Chinese medicine has been making use of the fruit and its leaves for thousands of years. It is consumed fresh or in dried raisin form as well as in infusions and lotions. It is believed it can protect the liver, boost the immune system, extend life expectancy, improve circulation, strengthen eyesight, improve sexual and reproductive health, besides additional features.
At the Desert Agri-research Center in Ramat Hanegev, there is a constant search for new crops that are suited to the extreme climatic conditions of the Negev and even provide an advantage for farmers in the region. The search has led to testing new varieties of tomatoes and peppers, or using unique growing methods in formation of the plant or in its irrigation. Occasionally, a new plant comes into our hands, which is not yet recognized as a crop in Israel and the role of R&D is to examine its potential. This is how Ramat Hanegev came to attempt to acclimate the Goji berry plant, a perennial shrub of the Solanaceae (shade-plant) family also called wolfberry, a native of the deserts of China and Mongolia. The fruit is red, about the size of a blueberry and yields clusters from spring to autumn.

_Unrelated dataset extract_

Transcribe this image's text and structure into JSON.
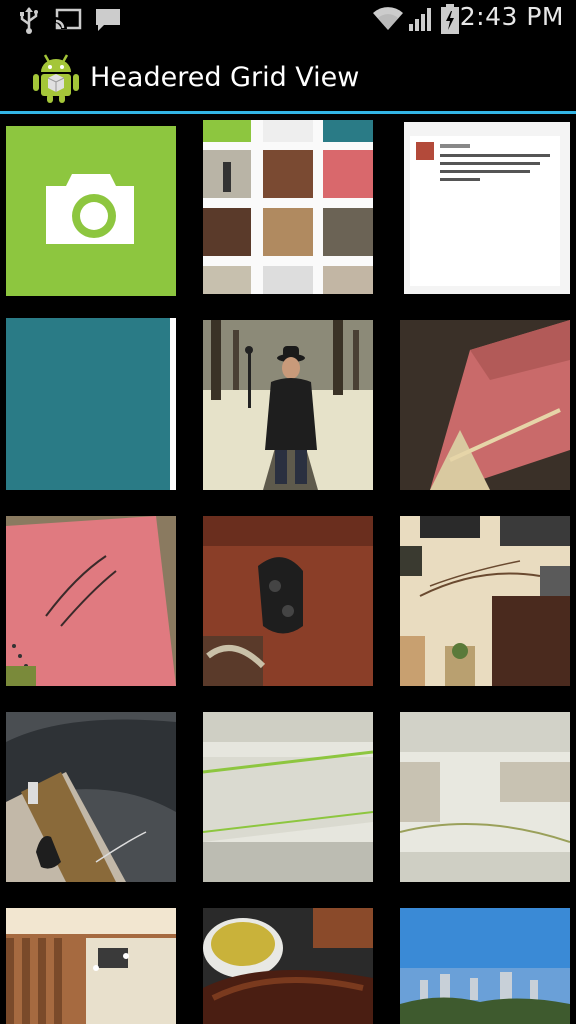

In the United States and Western Europe people have discovered the wonders of Goji berry, and it has become part of a healthy diet since the 2000’s. Scientific studies indicate the presence of 11 essential minerals and 22 trace elements, including zinc, selenium, calcium and iron (in large amounts), carotenoids, vitamins B, C, E and others, and fatty acids. Western nutritionists believe that Goji berries even strengthen the immune system, improve energy levels, reduce fatigue and weakness and moderate appetite, thereby contributing to overall well-being.
At this time, the very first yield of this fruit is being harvested at the Ramat Hanegev Desert Agri-research Center. Researchers are now focusing their efforts on developing growing and harvesting methods, and on extending the shelf life of fresh produce. The goal is to attain high-quality fresh fruit that can be marketed as a specialty crop for export and health-food stores. (Today in the Israel you can buy imported Gojis in health-food stores in dried raisin form only, and in small packages, at a high cost of NIS120 or more per kilogram).
Our R & D researchers hope that within a year, cultivation of Goji berries as another Ramat Hanegev agricultural product will be feasible.